No. I do not reason like that. The collision is *by esperience* very seldom.
The estimation given by people, including Trigdell, are optimistic and
no upper bounds of the probability are given.
> Thus, if hash(A)=hash(B), A=B quite a bit more often than not.
No. You can prove (analytically, hence not empirical observation)
that the probability of A=B under the condition hash(A)=hash(B)
is close to zero.
Let us suppose, the hash function h maps X to Y, that Y have n elements,
that X have m elements; that X_i is the subset of the elements of X
mapped to the element i of Y, that the cardinality of X_i is m_i.

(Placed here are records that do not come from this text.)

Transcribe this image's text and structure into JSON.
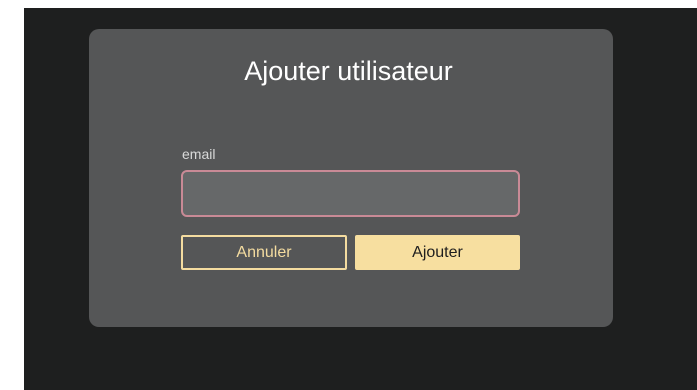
{
  "dialog": {
    "title": "Ajouter utilisateur",
    "email_label": "email",
    "email_value": "",
    "cancel_label": "Annuler",
    "submit_label": "Ajouter"
  },
  "colors": {
    "backdrop": "#1e1f1f",
    "dialog_bg": "#555657",
    "input_bg": "#666869",
    "input_border_invalid": "#c98a96",
    "accent": "#f7dfa0"
  }
}
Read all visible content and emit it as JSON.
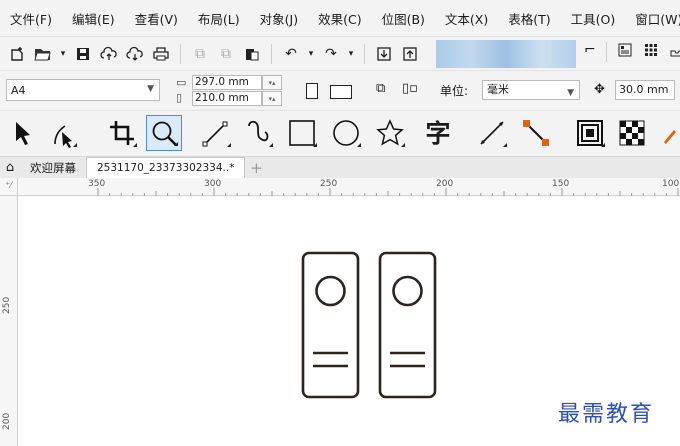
{
  "menu": [
    "文件(F)",
    "编辑(E)",
    "查看(V)",
    "布局(L)",
    "对象(J)",
    "效果(C)",
    "位图(B)",
    "文本(X)",
    "表格(T)",
    "工具(O)",
    "窗口(W)"
  ],
  "property_bar": {
    "page_size": "A4",
    "width": "297.0 mm",
    "height": "210.0 mm",
    "units_label": "单位:",
    "units_value": "毫米",
    "nudge": "30.0 mm"
  },
  "toolbox": {
    "text_tool_char": "字"
  },
  "tabs": {
    "welcome": "欢迎屏幕",
    "document": "2531170_23373302334..*",
    "add": "+"
  },
  "ruler": {
    "top_ticks": [
      "350",
      "300",
      "250",
      "200",
      "150",
      "100"
    ],
    "left_ticks": [
      "250",
      "200"
    ],
    "corner": "⁺⁄"
  },
  "watermark": "最需教育",
  "icons": [
    "new-document-icon",
    "open-folder-icon",
    "save-icon",
    "cloud-upload-icon",
    "cloud-download-icon",
    "print-icon",
    "undo-icon",
    "redo-icon",
    "import-icon",
    "export-icon",
    "pick-tool-icon",
    "shape-tool-icon",
    "crop-tool-icon",
    "zoom-tool-icon",
    "freehand-tool-icon",
    "artistic-media-icon",
    "rectangle-tool-icon",
    "ellipse-tool-icon",
    "polygon-tool-icon",
    "text-tool-icon",
    "dimension-tool-icon",
    "connector-tool-icon",
    "drop-shadow-tool-icon",
    "transparency-tool-icon"
  ]
}
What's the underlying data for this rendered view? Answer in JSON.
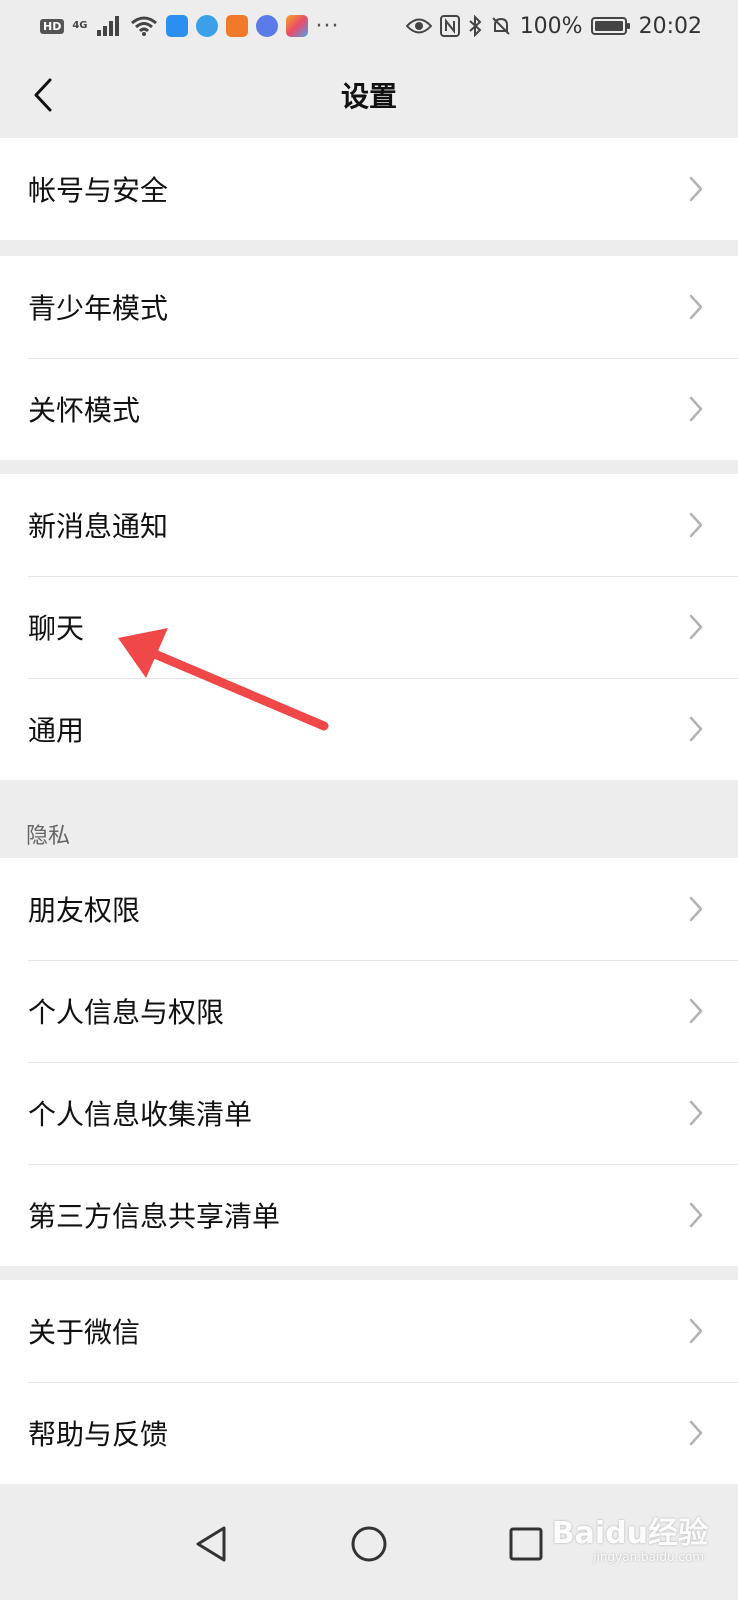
{
  "status_bar": {
    "hd": "HD",
    "network": "4G",
    "more": "···",
    "battery": "100%",
    "time": "20:02"
  },
  "nav": {
    "title": "设置"
  },
  "groups": [
    {
      "items": [
        "帐号与安全"
      ]
    },
    {
      "items": [
        "青少年模式",
        "关怀模式"
      ]
    },
    {
      "items": [
        "新消息通知",
        "聊天",
        "通用"
      ]
    },
    {
      "header": "隐私",
      "items": [
        "朋友权限",
        "个人信息与权限",
        "个人信息收集清单",
        "第三方信息共享清单"
      ]
    },
    {
      "items": [
        "关于微信",
        "帮助与反馈"
      ]
    }
  ],
  "icons": {
    "back": "chevron-left-icon",
    "row_arrow": "chevron-right-icon",
    "sys_back": "triangle-back-icon",
    "sys_home": "circle-home-icon",
    "sys_recent": "square-recent-icon"
  },
  "colors": {
    "background": "#ededed",
    "card": "#ffffff",
    "annotation_arrow": "#f04848"
  },
  "watermark": {
    "logo": "Baidu经验",
    "url": "jingyan.baidu.com"
  }
}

X is the disjunct union of the n sets X_i, m is the sum of the n numbers
m_i. We suppose that the elements of X are events, the probability is uniform
distributed, hence, each element have probability 1/m.
When speaking about collisions or about the probability of A=B, we are
dealing with two elements of X, with pairs. We must concentrate on the
product space X*X with m^2 elements, each with probability 1/m^2. For
calculating probabilities we must count there the number of elements
of subsets. For this purpose, we arrange the elements of X in a line,
the elements of each X_i contigously, and we arrange the elements of
X*X in a square whose sides are that arrange of the elements of X.

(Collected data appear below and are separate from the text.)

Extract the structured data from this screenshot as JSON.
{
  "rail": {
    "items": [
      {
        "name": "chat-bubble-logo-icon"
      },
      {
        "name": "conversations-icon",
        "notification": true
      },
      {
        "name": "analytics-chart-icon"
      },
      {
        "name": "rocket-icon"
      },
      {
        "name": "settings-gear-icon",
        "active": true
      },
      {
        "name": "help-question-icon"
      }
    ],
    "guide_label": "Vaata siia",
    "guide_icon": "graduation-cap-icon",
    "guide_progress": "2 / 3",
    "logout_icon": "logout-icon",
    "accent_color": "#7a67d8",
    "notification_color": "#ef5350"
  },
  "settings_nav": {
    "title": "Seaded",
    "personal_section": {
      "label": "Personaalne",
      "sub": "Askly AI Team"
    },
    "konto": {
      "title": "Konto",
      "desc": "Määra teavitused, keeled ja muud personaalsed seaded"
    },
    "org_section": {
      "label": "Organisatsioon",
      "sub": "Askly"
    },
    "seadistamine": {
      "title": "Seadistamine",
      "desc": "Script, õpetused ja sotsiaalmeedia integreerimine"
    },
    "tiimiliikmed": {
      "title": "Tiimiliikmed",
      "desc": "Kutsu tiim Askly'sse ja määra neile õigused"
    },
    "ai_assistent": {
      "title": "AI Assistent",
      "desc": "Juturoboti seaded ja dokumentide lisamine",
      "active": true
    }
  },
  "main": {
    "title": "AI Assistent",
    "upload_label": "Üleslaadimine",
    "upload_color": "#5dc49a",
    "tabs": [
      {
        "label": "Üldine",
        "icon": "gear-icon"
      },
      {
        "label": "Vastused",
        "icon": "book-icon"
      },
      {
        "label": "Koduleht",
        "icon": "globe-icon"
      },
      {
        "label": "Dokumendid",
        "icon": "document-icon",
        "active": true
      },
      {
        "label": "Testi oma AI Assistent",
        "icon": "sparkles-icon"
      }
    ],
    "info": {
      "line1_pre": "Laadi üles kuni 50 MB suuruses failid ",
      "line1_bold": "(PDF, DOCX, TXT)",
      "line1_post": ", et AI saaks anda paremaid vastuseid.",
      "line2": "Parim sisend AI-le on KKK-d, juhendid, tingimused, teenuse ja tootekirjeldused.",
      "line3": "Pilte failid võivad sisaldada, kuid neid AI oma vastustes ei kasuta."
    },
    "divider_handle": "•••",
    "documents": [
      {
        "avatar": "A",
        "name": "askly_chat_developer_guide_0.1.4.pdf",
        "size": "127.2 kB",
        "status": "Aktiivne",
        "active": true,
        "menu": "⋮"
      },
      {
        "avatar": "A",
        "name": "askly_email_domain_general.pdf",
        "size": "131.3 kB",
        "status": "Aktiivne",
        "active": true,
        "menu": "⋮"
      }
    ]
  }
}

In the diagonal of this square are the elements of the form (a,a).
The elements (a,b) with h(a)=h(b)=i are in smaller squares with m_i^2
elements and whose diagonal coincide with the diagonal of the big square.

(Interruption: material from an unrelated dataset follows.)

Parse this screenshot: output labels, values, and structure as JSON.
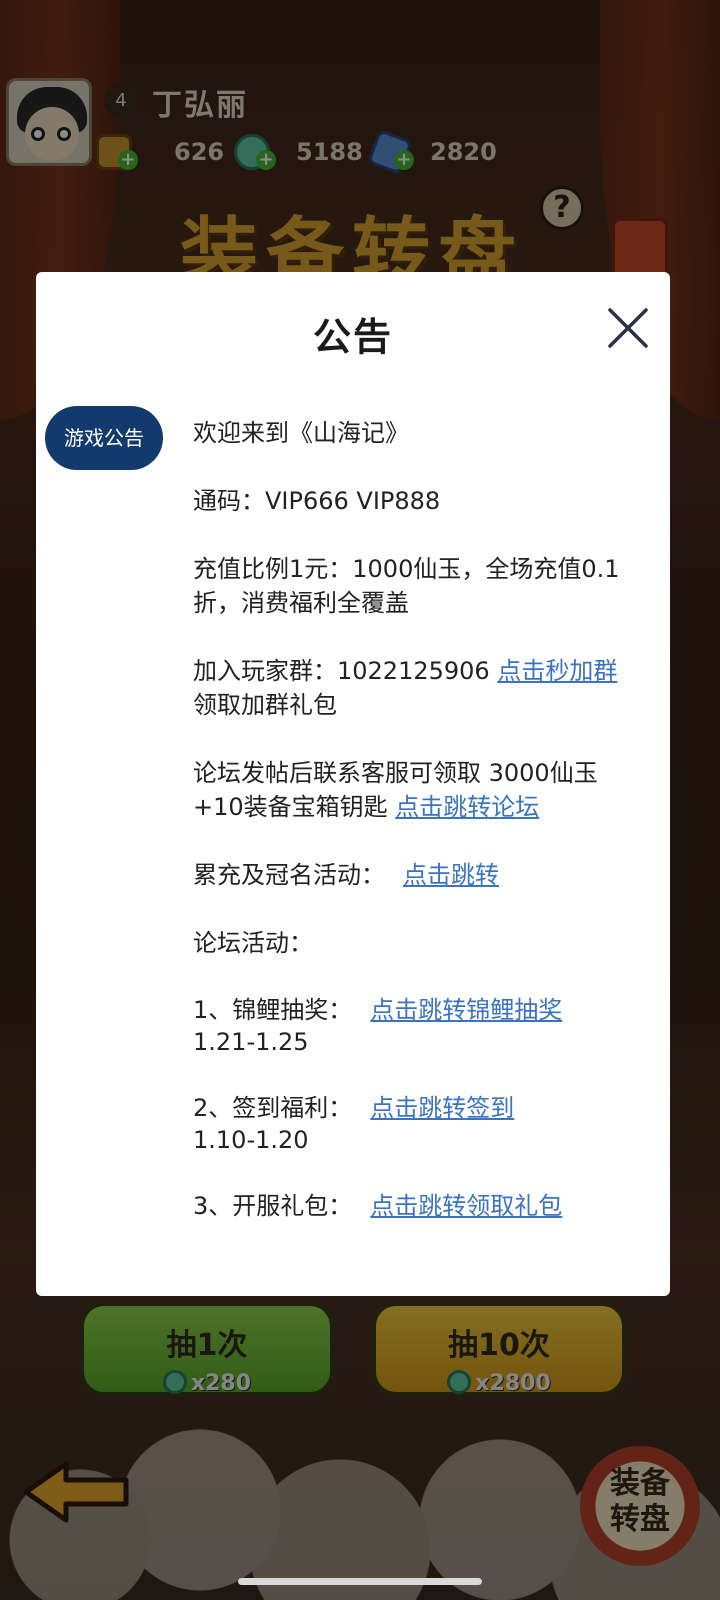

The event A=B is a subset of the event h(A)=h(B) (collision).
The probability of A=B is m*(1/m^2) = 1/m.
The probability of h(A)=h(B) is (\sum m_i^2)*(1/m^2).
The probability of A=B under the condition h(A)=h(B) is the division
of the above probabilities: m / (\sum m_i^2).
Let p=m/n. If h maps X to Y uniformly, then all m_i will be p. We observe
m_i as p+(m_i - p):
m_i = p + (m_i - p)
m_i^2 = p^2 + 2*p*(m_i - p) + (m_i - p)^2
\sum m_i^2 = n*p^2 + 2*p*(\sum m_i - n*p) + \sum (m_i - p)^2
= m^2/n + \sum (m_i -p)^2
>= m^2/n (the equality holds only when all m_i=p,
i.e. h distributes X uniformly in Y.)
Conclusions:
(1) The probability of a collision, of h(A)=h(B), is hence *bigger or
equal* than 1/n, and only equal to it when h distributes X uniformly
in Y.
(2) The probability of A=B under the condition h(A)=h(B) is less than
n/m, and only equal to it when h distributes X uniformly in Y. Hence,
the probability is very small when m is much bigger than n.
These are my calculations, you may correct me, but the probability of
getting insults and diffamation are bigger.
--
On Tue, 24 Sep 2013, Janne Johansson wrote:
> I didn't seem to get an answer here.
>
> How would I know that the 4G wav-file I sent from one box to another is 100%
> identical?
>
> If we assume (and I think that is what you seem to claim) that we can't
> blindly trust hashing, but we will assume that no cosmic rays nor hard-drive
> bit failures can affect the contents, [...]
To much stories about cosmic rays and the age of the universe in relation
to the probability of collitions of functions that no one knows exactly.
Let the software be software, the hardware be hardware.
Rodrigo.